The danger is that the present negative sentiment will lead to disillusionment, and we will forget about all the wonderful possibilities that Internet technology brings: the death of distance, the democratisation of information and the freedom to be flexible.

The latest application being marketed for e-business and Internet technology is as a tool for cost-reduction. Cost cutting as an e-business driver definitely has a longer shelf-life at the moment than globalisation or brand building. In fact, E-Business Review columnist Martin Butler believes that a recessionary climate could be the "best friend that e-business ever had".

Election time nears and, funnily enough, the political parties vying for our votes are also scrambling to appear as best friend to the e-business fraternity. This month we have offered Labour, the Conservatives, the Liberal Democrats and the Green Party the opportunity to showcase their e-business manifestoes. Spin or substance, you decide.
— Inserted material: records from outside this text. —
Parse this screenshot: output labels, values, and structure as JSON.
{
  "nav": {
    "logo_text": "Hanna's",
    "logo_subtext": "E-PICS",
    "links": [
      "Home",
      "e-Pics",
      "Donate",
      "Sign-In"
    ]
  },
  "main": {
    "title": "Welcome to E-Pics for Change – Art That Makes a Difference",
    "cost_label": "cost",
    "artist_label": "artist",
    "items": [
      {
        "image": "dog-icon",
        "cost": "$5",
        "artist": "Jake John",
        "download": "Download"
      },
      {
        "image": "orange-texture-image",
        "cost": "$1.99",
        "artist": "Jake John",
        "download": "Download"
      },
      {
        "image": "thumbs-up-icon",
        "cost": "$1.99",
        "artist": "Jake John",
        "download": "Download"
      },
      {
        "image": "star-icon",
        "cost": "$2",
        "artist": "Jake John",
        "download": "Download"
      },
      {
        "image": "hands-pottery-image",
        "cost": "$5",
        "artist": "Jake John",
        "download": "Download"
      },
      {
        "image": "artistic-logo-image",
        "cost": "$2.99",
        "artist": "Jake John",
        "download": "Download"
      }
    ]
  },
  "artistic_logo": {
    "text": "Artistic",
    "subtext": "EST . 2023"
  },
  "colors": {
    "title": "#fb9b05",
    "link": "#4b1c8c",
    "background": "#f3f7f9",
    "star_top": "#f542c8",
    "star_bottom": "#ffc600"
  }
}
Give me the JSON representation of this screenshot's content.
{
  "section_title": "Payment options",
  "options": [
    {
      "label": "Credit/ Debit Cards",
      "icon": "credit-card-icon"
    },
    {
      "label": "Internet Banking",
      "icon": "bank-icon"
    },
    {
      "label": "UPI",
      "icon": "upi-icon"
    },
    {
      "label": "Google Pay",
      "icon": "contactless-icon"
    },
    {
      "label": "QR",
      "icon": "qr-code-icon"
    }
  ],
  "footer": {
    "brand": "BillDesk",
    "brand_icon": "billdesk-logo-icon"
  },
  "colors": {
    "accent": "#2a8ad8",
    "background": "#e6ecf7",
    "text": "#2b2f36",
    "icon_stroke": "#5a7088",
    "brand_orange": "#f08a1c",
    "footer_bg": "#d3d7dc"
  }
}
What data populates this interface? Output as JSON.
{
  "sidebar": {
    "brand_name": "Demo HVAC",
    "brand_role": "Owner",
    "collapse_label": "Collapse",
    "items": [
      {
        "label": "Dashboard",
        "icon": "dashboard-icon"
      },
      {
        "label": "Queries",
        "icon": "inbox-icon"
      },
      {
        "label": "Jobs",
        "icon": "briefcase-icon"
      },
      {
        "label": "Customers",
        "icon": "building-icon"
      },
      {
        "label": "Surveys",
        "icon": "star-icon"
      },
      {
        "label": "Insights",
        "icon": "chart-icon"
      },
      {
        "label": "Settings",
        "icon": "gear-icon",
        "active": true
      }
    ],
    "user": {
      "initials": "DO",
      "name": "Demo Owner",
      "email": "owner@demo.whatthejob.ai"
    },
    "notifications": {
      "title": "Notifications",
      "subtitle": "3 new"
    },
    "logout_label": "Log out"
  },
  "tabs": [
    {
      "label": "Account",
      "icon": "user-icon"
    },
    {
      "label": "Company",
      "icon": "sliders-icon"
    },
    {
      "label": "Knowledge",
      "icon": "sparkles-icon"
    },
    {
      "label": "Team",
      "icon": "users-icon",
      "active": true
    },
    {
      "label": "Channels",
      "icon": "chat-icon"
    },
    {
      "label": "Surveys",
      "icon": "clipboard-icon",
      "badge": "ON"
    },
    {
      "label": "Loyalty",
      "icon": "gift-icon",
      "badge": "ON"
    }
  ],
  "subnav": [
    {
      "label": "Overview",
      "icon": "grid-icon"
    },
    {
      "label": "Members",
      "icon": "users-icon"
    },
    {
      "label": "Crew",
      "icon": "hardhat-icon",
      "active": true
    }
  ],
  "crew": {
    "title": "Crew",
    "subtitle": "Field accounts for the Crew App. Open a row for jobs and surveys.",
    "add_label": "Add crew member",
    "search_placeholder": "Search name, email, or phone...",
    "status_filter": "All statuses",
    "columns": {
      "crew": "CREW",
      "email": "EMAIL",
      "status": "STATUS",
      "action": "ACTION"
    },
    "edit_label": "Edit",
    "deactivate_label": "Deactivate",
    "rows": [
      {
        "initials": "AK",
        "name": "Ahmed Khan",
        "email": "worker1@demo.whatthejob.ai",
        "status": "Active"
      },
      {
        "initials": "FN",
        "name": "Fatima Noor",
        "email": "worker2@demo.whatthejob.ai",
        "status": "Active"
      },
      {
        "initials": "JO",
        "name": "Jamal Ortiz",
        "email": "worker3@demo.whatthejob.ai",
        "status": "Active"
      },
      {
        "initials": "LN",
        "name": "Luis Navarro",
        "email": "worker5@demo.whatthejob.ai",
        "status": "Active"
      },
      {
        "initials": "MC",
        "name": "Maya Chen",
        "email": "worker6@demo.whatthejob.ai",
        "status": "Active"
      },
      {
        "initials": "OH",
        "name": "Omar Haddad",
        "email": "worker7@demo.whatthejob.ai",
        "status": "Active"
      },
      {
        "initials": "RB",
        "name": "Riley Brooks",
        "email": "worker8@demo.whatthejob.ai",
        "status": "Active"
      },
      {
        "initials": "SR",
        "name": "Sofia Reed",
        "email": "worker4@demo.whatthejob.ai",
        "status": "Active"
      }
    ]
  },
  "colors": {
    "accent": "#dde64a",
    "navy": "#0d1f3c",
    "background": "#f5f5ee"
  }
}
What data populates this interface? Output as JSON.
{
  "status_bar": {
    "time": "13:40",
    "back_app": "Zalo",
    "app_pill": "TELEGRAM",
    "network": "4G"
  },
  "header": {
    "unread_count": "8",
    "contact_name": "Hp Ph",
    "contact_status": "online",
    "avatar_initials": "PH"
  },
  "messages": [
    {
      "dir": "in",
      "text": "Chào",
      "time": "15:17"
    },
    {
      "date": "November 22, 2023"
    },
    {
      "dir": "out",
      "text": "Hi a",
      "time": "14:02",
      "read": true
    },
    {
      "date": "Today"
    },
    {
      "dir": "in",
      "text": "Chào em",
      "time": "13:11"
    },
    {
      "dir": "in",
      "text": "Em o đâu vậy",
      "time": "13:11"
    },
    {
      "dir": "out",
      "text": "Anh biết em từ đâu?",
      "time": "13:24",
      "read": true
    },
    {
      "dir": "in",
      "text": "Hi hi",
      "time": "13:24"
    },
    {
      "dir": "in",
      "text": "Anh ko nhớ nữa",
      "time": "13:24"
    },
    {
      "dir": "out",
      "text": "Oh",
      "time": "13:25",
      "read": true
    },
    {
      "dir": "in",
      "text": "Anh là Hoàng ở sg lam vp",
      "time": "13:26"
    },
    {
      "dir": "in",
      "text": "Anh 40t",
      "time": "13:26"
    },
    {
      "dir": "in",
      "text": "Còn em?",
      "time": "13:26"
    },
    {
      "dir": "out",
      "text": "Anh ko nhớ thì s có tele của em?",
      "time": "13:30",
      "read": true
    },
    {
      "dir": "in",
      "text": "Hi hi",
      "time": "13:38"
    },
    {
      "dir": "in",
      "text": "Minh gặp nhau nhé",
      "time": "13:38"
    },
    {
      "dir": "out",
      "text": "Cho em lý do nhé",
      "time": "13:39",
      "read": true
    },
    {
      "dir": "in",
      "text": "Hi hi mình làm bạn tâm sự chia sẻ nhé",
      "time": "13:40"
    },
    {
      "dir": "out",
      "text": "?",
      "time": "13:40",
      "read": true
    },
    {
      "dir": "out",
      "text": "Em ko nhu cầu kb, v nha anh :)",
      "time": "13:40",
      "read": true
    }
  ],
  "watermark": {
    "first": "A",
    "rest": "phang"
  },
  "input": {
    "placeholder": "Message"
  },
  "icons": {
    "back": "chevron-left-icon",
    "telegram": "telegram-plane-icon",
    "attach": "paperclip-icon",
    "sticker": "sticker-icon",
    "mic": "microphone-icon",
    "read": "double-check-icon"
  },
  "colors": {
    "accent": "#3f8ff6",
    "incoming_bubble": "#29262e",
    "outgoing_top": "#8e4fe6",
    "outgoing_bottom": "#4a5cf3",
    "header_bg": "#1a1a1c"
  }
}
This month's special report focuses on an area that is confusing to many of our readers - hosting. Do you know your ISP from your ASP? Or co-location from managed services? We've asked some of the best writers in the industry to give you a coherent guide to Internet based outsourcing. And we have expanded our news coverage this month to include a new review section, which reproduces some of the more interesting facts, figures and thoughts from last month's business press.